MARINA DE MELLO E SOUZA
ESPECIAL PARA A FOLHA

Em ``O Museu Darbot e Outros Mistérios", de Victor Giudice, nota-se de cara a qualidade da prosa literária que ali vai, o bom uso que faz das palavras e imagens. Logo no primeiro conto, de uma página, a declaração da importância do pai e do seu Ford coupê 1946 verde-escuro deixa claro que há um narrador disposto a expor a si próprio, correndo o risco de perder o interesse se ficar apenas na história de uma pessoa específica, mas podendo também atingir sentimentos universais, comuns aos homens, uma vez que há disposição em olhar fundo na própria alma.
O pai, que de alguma forma nos diz que o narrador vai abrir seu coração, e o Ford, que sempre acompanha o pai, aparecerão outra vez no conto sobre o ``hotel da Morte", intitulado ``A História que Meu Pai Não Contou", dos mais bem realizados do livro.
Este conto, por sua vez, tem alguns elementos de ``O Hotel", sobre o qual o leitor é avisado que foi censurado em 1972. A relação do hotel com a repressão, se é que existe (a nota alertando sobre a censura anterior é que nos leva a fazê-la), é por demais hermética, amedrontada talvez pela violência real da repressão política de então.
Nos dois hotéis, dos dois contos, não há saída, sendo a entrada voluntária, desejada mesmo –opção feita com convicção.
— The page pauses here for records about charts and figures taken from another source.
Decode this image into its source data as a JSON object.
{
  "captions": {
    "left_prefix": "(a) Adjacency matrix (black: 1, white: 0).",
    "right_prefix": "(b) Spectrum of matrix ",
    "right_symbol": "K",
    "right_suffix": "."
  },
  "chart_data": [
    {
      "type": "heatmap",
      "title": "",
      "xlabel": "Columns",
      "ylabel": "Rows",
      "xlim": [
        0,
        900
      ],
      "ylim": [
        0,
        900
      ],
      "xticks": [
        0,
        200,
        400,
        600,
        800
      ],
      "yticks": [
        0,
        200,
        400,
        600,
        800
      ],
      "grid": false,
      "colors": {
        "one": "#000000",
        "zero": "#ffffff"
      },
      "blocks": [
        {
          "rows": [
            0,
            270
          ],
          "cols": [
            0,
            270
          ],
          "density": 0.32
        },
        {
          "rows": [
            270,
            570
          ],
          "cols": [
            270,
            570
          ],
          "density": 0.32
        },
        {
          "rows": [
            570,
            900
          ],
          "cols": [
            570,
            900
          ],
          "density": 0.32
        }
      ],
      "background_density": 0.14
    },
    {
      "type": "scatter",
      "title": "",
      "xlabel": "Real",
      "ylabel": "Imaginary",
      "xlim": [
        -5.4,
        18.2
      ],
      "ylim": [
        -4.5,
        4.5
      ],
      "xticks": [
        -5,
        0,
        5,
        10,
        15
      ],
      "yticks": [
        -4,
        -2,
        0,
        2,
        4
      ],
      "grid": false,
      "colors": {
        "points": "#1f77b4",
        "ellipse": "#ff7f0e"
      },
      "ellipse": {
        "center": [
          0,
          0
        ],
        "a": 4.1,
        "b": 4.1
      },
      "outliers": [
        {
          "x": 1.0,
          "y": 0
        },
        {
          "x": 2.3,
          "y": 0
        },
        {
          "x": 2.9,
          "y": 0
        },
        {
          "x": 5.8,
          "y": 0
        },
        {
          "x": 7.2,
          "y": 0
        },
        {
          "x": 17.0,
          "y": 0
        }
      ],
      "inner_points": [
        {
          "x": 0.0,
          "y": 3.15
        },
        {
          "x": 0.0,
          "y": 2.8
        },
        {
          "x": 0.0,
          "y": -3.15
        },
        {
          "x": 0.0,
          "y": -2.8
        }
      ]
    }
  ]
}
Ambos hotéis devoram as presas com apelos e métodos diferentes, e em ambos os contos as situações que se enquadram no chamado ``realismo fantástico" são absorvidas pelo leitor com naturalidade, sem um certo constrangimento de se estar diante de algo falso, presente nos finais dos três primeiros contos.
Mas se até o terceiro conto os finais soam artificiais, a partir do quarto desaparece a estranheza com o desenlace das histórias. A aliança de uma forma simples de expor os fatos, como numa crônica de cenas cotidianas onde datas e lugares são sempre evocados no começo da narrativa, como se atestassem a sua veracidade, com o fator de magia que aos poucos vai sendo incorporado, dá uma graça especial aos contos, reforçada pela destreza com que as palavras são usadas.
O autor, que ao longo do livro vai aprimorando o fecho dos seus contos, escolheu o melhor de todos para terminá-lo e dar-lhe o título. ``O Museu Darbot" é o movimento mais complexo e mais longo deste livro marcado pela música.
Se o pai e seu Ford verde-escuro indicam os aspectos mais severos dos contos, o lado repressor da realidade, e a música, elemento quase onipresente, indica um lado mais livre do autor, onde emoção, afetividade, sexualidade podem se expandir, a pintura, que domina o final, dá ensejo para que faça seu conto mais bem realizado.
Extremamente alerta para as diferentes formas de expressão da sensibilidade, Victor Giudice atinge o leitor através das palavras, o que pode ser muito mais difícil do que com o uso de sons, formas e cores.